Recently, I have been revisiting comforting movies I love, like Good Will Hunting, Silver Linings Playbook, Logan Lucky, The Talented Mr. Ripley to name a few. We’re also currently watching the FX show Dave, a new half-hour comedy about a very white, very Jewish rapper, starring Lil Dicky, which is a fun, surprisingly soulful distraction. When FX does it right, their shows are so singular and distinctive. There's an honesty and a self-awareness to the friendships in the show that is so satisfying. Lil Dicky’s character is neurotic and insecure, and is upfront about it in a way that recalls Woody Allen in his prime.

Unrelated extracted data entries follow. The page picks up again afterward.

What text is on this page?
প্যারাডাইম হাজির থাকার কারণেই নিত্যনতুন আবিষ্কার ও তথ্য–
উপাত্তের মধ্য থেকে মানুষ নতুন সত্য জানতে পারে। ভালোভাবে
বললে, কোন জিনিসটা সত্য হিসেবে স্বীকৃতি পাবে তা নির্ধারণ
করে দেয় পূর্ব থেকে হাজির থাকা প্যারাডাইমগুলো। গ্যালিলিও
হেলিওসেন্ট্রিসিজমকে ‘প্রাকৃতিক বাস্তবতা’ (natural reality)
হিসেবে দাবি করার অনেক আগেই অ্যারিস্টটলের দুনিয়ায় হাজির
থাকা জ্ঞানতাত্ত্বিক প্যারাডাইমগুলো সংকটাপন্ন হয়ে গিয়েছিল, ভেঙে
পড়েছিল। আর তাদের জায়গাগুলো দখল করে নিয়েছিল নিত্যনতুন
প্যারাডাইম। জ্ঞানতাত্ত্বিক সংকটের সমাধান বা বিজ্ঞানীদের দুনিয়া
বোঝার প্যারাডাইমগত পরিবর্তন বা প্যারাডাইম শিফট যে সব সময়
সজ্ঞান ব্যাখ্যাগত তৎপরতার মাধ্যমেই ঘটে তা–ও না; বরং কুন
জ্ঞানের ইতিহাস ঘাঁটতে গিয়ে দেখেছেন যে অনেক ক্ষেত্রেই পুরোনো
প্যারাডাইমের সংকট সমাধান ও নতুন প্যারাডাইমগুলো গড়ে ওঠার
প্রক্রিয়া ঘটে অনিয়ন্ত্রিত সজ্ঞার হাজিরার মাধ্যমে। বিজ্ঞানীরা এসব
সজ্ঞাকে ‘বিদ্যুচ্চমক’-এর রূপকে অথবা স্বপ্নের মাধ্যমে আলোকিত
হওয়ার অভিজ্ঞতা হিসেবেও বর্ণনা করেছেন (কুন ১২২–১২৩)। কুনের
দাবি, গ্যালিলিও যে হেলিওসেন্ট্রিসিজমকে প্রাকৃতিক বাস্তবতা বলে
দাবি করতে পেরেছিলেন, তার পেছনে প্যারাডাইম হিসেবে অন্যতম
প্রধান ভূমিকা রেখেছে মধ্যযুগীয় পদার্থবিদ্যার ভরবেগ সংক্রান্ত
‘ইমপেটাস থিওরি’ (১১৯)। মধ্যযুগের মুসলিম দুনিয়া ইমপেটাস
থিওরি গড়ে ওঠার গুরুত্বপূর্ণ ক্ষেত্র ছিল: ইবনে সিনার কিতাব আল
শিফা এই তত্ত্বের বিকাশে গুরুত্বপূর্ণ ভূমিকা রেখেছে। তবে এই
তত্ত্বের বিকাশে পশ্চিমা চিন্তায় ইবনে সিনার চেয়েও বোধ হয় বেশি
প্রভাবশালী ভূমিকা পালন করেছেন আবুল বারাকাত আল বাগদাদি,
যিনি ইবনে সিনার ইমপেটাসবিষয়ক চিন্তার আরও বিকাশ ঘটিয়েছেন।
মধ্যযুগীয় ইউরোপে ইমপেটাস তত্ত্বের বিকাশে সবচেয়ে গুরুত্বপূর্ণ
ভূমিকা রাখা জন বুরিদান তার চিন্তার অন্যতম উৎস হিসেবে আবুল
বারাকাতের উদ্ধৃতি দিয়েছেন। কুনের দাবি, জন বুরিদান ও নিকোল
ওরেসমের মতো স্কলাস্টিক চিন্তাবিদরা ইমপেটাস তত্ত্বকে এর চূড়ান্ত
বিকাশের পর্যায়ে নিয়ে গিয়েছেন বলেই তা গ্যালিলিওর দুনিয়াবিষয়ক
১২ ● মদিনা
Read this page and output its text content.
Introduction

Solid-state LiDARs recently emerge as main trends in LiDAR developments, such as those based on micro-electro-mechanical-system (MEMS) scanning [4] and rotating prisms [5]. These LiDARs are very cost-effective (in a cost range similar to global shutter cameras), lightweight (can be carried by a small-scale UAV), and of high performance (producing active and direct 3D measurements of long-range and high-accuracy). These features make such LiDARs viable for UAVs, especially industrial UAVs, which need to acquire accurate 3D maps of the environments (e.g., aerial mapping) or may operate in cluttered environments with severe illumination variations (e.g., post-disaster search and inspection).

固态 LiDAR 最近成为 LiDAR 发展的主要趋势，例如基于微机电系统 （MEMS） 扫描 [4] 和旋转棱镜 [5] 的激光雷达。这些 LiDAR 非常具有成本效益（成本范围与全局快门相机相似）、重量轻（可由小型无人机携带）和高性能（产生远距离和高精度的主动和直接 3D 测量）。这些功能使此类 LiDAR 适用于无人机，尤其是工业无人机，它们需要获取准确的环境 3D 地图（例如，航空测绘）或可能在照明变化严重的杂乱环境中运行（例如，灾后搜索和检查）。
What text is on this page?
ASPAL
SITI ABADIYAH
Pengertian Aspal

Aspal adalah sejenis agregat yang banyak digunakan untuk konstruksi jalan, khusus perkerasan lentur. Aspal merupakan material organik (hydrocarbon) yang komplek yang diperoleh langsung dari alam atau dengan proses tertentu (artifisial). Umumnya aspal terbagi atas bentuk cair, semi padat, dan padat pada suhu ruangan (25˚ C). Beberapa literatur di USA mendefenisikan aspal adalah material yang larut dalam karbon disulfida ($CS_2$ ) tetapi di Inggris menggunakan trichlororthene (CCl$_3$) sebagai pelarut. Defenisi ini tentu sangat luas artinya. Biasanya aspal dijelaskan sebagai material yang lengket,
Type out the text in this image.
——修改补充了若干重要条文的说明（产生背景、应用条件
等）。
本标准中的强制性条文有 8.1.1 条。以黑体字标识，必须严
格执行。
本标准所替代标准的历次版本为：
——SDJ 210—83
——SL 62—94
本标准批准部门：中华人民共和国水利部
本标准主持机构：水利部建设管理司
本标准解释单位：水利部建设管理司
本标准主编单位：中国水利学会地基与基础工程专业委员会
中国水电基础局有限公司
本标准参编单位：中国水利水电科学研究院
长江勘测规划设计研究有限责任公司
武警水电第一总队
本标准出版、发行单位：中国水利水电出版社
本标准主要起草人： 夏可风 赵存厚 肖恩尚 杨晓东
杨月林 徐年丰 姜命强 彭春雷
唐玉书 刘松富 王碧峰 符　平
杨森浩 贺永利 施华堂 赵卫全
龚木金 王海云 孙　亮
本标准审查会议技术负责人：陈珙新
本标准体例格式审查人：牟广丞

The show is set in the underground hip hop community, which is a world I love to be in. My son is super into underground rap, and there are rappers in the show who make cameos who he is a huge fan of. Even though we skip some parts of the show that are not age-appropriate, we’ve really bonded over watching it together. One of the actors in Dave is a rapper named GaTa and in one episode gives the most moving, heartbreaking performance; his character talks about his struggles with mental illness, all of which is based on GaTa’s real experiences. Dave airs every Wednesday and is one of the only shows I'm watching in real time. I really appreciate its brand of humor and watching it has been a nice escape.

I’d like to recommend Looking for Lorraine by Imani Perry, which I read it over the summer and is really moving. It’s a biography of the playwright and activist Lorraine Hansberry, who wrote A Raisin in the Sun, and Perry writes in such a way that you are completely immersed in Hansberry’s life. Hansberry died of cancer tragically young – she was 34 – and you are filled with a sadness and a longing for what she might have achieved had she not died then. But even for her short life, she accomplished so much. Her relationship with James Baldwin was really moving. It was deeply inspiring to read about someone who lived with such intense passion and artistry. I've been working on a miniseries of The Bell Jar so it was interesting to read about a contemporary of Sylvia Plath’s, another young woman who was a writer in New York City around the same time, although Hansberry’s work was way more politically impactful. By the end of the book, I was sobbing in my bed, just guttural sobs.

A book that I’ve reread during the pandemic is Kitchen by Banana Yoshimoto. It was a favorite of mine in high school and my mom sent me my copy, knowing I might want it in quarantine. Highly recommended. Yoshimoto has a subversive and fun voice and she wrote the book in her twenties. She was way ahead of her time in subject matter and perspective.